Die rechten Reaktionen sind unverständlich und erbärmlich: Moskau wie Washington werden überschätzt, man übersieht das bloße Reagieren und Verwalten beider, nicht deren prekäre Lage. Am schlimmsten ist für mich, dass sie Europa abgeschrieben haben, anstatt das werdende Machtvakuum zu nutzen. Europa bedarf keines Hegemon, es muss sich selbst bestimmen. Naiv auch der westlichen Propaganda zu glauben, jeder Staat habe das Recht auf Selbstbestimmung: Seit wann gestehen das USA und EU anderen zu, wo doch Nationen sonst etwas Archaisches sind? Es erinnert an die Zerschlagung Jugoslawiens, die Staatentrümmer sammelt man dann gemütlich ein.
Die USA werden ihre heutige Gestalt nicht überleben. Das heißt aber nicht, dass wir es mit 50 neuen Staaten zu tun haben. Bewusstsein und Struktur der Staaten sind einfach zu unterschiedlich stark ausgeprägt. Am wahrscheinlichsten halte ich das Entstehen eines extrem föderalistischen Staates wie Indien mit gemeinsamer Außen-, Verteidigungs-, Wirtschafts- und Verkehrspolitik. Diese neuen Vereinigten Staaten bestehen aus einem riesigen multirassischen Gebilde und einigen Bundesstaaten auf rassischer wie territorialer Grundlage oder üben ein Souveränitätsverhältnis zu diesen aus. Solche kleineren Staaten können ein schwarzrassischer Staat im Süden sein, in dem nur ein Bruchteil aller Schwarzer lebt. Ein entsprechender hispanischer und einige weiße im Mittleren Westen und Nordwesten, außerdem sind Texas, Kalifornien, Florida, Hawaii und Alaska denkbar. Den riesigen Rest kann man in seiner Struktur mit dem heutigen Russland vergleichen. Da ich nicht an Kanada als Staatsidee glaube – neben Neuseeland die ersten anationalen Staaten –, erwarte ich die Vereinigung Kanadas mit den neuen Vereinigten Staaten Nordamerikas.

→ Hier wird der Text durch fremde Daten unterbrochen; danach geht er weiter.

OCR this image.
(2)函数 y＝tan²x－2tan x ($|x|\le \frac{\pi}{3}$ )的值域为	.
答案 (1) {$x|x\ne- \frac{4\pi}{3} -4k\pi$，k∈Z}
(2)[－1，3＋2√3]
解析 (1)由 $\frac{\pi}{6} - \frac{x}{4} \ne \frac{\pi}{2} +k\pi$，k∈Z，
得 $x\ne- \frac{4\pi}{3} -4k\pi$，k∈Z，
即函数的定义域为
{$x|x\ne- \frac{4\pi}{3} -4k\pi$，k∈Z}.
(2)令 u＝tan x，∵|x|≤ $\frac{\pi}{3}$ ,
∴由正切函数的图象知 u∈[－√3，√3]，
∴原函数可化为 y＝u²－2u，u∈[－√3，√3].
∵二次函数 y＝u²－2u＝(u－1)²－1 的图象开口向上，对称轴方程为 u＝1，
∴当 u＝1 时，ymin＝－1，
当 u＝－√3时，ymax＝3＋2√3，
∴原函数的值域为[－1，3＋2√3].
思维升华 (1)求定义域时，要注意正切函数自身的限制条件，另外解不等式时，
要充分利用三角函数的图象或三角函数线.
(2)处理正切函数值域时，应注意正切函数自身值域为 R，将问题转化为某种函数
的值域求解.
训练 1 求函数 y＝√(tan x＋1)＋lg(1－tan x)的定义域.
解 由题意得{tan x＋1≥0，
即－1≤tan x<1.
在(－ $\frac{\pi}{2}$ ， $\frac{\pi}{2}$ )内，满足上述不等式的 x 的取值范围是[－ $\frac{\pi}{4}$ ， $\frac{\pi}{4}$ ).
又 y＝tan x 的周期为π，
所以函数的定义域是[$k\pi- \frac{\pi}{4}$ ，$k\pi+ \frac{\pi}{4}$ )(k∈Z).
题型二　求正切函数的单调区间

Ein auf sich beschränktes Nordamerika stellt keine Gefahr für Europa dar, eher eine Ergänzung. Allerdings müssten sich Staatsethos und Gründungsmythos ändern, was durch die Geburtswehen des Neuen gegeben wäre.
P.S.: Ich bedanke mich für das Gespräch.
[1] Barnett entwickelte die neue militärische sowie geopolitische Strategie der USA, in der es darum geht die Globalisierung ins Gleichgewicht zu bringen. Der einflussreiche Geostratege plädiert dafür die Globalisierung zu forcieren und die USA als Leviathan an die Spitze des Weltgeschehens zu setzen. Neben diesem soll es Systemadministratoren geben, die als verlängerter Brückenkopf des Leviathans dienen. In der New Map des Pentagons gäbe es demnach einen Core, der die im Westen integrierten Entitäten umfasst (Nord-Amerika, Europa, Japan und Australien als alter Kern und China, Indien, Russland, Südafrika sowie Brasilien, Argentinien und Chile als neuer Kern) und eine „unfunctioned gap“, eine Lücke von Regionen (Mittlerer Osten, Süd- und Südostasien außer Indien, Restafrika und der Nordwesten Süd-Amerikas), die aufgrund der Tatsache, dass die USA einen unzureichenden Zugriff auf sie hat, von Terror, Gewalt und Brandherden gezeichnet sind. Ziel müsse die Integration aller Gap-Countries in den Core sein. (Anm. d. Red.)